Five minutes later, standing on the side street with the boy and the young woman looking at him expectantly, he answers the phone, and Rose says, “The apartment’s clear. They’re behind us.”

“THERE ARE TWENTY-FOUR right now,” Boo says. He reaches up to the wall behind him and rubs the hanging blanket between his thumb and forefinger as though he’s thinking about buying it. “Sometimes there are more, sometimes not so many.”

“Twenty-six,” says the girl, who has been introduced as Da. “If you count us.”

“Twenty-five and a half,” Boo says, and Da grins, and Rafferty has to tighten his jaw to keep it from dropping. The kid made a joke? In the old days, a little less than two years ago when the boy-then known by his street name, Superman-first barged into their lives-he’d rarely smiled at anything lighter than a five-act tragedy.

“Excuse me,” Da says politely. “Why is your hand like that?”

“I don’t want to forget my Carpenters CD,” Rafferty says. “This way I never do.”

“But-” Da says, looking puzzled.

The boy says, “Don’t joke with her. She believes everything.”

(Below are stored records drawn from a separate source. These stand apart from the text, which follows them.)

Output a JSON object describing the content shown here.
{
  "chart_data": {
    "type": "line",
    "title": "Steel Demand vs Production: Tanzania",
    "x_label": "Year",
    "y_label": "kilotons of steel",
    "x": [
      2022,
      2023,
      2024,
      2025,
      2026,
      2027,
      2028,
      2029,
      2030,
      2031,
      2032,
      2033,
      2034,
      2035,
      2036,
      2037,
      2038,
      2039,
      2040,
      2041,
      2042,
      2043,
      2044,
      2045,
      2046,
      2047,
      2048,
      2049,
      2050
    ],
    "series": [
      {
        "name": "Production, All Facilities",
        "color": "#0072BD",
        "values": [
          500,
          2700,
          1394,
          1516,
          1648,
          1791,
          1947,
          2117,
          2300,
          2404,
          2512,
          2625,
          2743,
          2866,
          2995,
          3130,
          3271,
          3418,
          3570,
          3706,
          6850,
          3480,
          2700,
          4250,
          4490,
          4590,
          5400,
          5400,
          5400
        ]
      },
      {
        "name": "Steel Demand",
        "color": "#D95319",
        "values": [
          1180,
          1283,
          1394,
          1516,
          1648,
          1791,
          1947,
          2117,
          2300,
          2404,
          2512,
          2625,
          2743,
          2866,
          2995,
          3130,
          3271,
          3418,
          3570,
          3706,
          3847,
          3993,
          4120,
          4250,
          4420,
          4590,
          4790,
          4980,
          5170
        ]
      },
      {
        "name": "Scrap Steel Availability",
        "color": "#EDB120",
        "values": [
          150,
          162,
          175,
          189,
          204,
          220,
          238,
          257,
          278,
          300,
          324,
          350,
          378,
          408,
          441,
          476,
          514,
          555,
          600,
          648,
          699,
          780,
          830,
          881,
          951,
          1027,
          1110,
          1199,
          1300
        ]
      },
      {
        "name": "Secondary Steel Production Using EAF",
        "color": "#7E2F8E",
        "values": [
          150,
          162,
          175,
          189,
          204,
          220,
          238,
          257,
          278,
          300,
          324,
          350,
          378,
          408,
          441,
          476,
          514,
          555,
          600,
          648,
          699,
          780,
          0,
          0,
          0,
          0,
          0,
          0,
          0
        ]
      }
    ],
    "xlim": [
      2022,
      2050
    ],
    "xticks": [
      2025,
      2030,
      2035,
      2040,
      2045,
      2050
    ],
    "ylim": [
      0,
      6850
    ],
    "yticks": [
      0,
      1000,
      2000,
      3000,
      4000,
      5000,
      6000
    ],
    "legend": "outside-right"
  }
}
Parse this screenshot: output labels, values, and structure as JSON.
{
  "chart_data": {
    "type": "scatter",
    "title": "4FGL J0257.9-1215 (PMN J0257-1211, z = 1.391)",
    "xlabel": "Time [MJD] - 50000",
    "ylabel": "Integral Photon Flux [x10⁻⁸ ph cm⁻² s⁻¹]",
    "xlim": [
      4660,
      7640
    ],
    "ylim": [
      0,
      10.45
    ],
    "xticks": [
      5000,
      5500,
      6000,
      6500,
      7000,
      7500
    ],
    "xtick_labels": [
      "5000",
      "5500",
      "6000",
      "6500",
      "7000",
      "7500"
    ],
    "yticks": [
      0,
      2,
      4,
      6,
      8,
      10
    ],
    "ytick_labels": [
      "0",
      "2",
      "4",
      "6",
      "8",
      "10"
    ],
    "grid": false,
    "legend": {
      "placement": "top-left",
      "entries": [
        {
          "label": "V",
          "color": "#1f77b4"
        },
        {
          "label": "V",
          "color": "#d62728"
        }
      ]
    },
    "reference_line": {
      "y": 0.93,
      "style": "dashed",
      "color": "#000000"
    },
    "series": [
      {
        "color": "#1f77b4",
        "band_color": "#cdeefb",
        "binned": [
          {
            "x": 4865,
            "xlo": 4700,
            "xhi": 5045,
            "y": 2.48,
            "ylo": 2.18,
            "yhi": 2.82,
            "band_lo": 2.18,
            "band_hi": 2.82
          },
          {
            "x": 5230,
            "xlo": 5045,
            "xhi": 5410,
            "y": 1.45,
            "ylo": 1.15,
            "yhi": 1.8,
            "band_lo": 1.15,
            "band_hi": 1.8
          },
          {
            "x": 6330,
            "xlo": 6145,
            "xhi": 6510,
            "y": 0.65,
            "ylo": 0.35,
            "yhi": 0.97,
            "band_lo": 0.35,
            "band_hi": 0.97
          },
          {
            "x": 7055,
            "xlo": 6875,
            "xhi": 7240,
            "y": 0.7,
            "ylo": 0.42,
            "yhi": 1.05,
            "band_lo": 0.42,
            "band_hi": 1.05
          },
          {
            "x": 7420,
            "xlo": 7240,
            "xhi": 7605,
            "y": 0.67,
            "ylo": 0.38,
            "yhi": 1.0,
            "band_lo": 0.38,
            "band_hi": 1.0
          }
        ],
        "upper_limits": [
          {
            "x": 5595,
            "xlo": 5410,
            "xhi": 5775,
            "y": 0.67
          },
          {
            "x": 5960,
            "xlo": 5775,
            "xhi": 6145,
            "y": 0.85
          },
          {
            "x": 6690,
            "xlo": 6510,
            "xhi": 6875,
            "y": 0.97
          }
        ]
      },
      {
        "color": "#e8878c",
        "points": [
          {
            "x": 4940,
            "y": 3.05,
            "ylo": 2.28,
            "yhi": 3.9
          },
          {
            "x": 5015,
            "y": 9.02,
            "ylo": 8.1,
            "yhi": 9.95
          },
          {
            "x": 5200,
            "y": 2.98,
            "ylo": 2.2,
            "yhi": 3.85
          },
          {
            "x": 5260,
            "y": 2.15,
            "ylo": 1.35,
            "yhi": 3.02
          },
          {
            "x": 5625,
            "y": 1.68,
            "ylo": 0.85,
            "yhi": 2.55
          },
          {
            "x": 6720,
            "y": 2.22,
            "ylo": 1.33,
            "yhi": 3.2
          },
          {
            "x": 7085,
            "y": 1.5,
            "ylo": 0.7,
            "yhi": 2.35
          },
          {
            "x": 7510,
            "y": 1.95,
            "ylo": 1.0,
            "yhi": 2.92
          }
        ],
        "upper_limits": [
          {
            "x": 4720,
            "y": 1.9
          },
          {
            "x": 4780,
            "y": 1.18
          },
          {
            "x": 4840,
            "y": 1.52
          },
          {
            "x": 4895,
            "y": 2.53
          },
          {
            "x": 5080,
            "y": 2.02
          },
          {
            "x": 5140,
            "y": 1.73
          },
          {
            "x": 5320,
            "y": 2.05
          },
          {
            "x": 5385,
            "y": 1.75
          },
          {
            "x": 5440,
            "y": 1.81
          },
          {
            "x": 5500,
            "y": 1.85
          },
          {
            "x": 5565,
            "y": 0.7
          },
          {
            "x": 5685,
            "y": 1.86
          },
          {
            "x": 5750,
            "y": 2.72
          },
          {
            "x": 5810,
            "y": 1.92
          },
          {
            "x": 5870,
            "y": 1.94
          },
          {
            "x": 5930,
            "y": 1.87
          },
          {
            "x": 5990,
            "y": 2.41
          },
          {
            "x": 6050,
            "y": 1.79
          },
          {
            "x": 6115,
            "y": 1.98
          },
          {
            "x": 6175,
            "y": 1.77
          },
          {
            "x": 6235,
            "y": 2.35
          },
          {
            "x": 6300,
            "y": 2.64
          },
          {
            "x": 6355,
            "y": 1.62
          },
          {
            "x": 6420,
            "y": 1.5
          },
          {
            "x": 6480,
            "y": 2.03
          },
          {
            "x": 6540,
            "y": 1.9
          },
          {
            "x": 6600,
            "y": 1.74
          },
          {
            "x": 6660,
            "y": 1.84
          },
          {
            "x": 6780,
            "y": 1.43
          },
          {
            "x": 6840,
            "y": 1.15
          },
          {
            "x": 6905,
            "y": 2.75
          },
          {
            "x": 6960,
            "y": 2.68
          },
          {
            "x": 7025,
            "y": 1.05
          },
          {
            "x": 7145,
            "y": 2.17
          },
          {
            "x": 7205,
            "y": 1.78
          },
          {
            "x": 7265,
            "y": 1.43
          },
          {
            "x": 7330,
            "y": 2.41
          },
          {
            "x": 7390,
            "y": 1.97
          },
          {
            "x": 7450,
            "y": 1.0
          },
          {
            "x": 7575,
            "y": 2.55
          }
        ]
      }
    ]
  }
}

And Rafferty watches in amazement as the girl takes one hand off the baby and swats Superman-Boo-across the head.

“But you can’t play it,” Da says, glaring at the boy, who’s cringing in mock terror, “if it’s all taped up like that.”

“This is my contribution to the evening, wherever I go,” Rafferty says. “Making sure that there’s at least one Carpenters CD that nobody can play.”

“Who stomped on your hand?” Boo asks.

“Someone you’ll never have to meet.”

The boy shrugs without much interest and looks around. Despite Rafferty’s efforts, the apartment on the fourth floor is dingy and cheerless. Through a six-inch gap between the sheets and pillowcases he hung over the windows, he can see wet-looking streaks of whatever the hell is left on glass after it’s been badly washed.